Methods: Patients treated with BBF were identified through retrospective review of surgical logs. IRB approved chart review was performed for demographic, urodynamic, operative, post operative data. Safety was assessed through review of intraoperative and post operative complications. Efficacy was assessed by review of post operative continence per stoma or urethra and renal function. All patients underwent BBF via a standardized technique: An infraumbilical midline incision was utilized to access the retroperitoneal space. The bladder was filled to capacity and detrusor muscle at the bladder dome was exposed. A trapezoid flap measuring 10cm in length, 5 to 6 cm wide at the base, and 2 cm at the tip was marked and created off the lateral-posterior bladder wall. When performed on a patient with a previous enterocystoplasty, the flap did not cross any suture lines. The flap was tubularized over a 12 or 14 Fr red rubber catheter using a 2 layer closure with absorbable suture. The detrusor was plicated around the base of the stoma tube to create a flap valve. The stoma was then brought out through the umbilicus or lower abdomen. After surgery, the catheter was left in place 3 weeks. Patients began catheterizing every 4 hrs.

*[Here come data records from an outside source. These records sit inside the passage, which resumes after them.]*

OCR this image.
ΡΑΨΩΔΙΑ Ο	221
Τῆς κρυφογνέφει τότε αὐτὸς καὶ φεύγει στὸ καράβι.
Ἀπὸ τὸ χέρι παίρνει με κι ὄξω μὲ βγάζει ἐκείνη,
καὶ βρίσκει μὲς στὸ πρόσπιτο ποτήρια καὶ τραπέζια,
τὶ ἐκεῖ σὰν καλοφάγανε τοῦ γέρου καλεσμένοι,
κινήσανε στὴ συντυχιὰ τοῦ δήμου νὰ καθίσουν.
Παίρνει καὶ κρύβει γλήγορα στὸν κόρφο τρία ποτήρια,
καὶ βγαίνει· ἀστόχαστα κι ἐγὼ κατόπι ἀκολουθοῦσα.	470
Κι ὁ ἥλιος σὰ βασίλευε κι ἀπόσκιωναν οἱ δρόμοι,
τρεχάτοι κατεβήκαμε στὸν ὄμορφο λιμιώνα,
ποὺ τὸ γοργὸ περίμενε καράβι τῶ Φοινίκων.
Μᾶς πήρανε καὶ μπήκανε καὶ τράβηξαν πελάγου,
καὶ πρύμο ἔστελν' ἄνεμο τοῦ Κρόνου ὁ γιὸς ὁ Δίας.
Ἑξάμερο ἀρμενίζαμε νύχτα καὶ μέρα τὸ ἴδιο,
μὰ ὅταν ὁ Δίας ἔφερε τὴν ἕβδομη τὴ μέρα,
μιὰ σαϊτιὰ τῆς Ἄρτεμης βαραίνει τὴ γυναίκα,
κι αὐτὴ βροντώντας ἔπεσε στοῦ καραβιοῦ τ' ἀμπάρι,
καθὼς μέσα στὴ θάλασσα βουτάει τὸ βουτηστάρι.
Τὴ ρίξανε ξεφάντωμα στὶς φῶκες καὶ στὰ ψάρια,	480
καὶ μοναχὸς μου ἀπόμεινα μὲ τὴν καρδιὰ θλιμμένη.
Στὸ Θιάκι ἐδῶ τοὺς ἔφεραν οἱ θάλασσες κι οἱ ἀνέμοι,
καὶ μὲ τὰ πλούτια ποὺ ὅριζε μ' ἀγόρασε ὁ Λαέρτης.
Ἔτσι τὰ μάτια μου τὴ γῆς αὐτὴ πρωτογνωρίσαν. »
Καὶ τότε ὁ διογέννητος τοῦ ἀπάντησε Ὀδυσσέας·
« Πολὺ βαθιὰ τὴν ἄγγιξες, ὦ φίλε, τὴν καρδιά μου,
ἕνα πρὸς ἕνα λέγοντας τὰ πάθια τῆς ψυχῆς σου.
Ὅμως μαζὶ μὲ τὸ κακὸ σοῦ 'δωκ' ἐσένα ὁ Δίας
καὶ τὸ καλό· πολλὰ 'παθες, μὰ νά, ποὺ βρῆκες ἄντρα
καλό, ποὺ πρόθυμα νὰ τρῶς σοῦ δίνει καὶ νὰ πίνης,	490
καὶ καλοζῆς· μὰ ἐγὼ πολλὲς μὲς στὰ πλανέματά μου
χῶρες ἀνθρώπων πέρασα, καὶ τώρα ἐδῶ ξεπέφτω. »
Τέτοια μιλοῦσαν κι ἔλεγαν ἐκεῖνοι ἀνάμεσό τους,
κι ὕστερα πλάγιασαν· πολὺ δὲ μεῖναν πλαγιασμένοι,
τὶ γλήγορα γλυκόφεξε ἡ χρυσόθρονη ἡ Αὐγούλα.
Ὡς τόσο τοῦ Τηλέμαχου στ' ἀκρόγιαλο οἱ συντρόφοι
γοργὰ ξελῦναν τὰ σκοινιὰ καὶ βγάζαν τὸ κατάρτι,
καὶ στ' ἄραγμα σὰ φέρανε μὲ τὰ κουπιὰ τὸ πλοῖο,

Results: Eight patients (4 female, 4 male) treated with BBF were identified. Median age was 42.2 yrs (range 28.4-55.3). Neurogenic bladder was attributed to spinal cord injury (n=3), myelodysplasia (n=2), cerebral palsy (n=1), epispadias (n=1) and bladder extrophy (=1). No patient could void spontaneously and all patients utilized an indwelling urethral catheter for bladder drainage prior to surgery. Clean intermittent catheterization could not be performed per urethra due to body habitus/loss of manual dexterity (6/8) or urethral compromise (2/8). Prior to BBF, median bladder compliance on urodynamics was 43.9 ml/cm/H2O (range 20.5-433). All bladders were insensate and none demonstrated urodynamic detrusor overactivity. Median operative time was 195 min (range 140-260min) and EBL was 100ml (range 50-600ml). No intraoperative complications were noted. Mean length of stay after surgery 7 days (5-9d). Over a median follow up of 3.2 months (range 0.6-12.6), no patients reported incontinence per stoma and renal function remained stable. Post operative complications included incontinence per urethra (1 patient), stomal stenosis (2), and traumatic disruption of stoma during catherterization (1). No postoperative urinary tract infections or change in renal function were recorded.
Conclusions: Boari catheterizable stoma is a safe and effective method of continent urinary diversion in selected patients.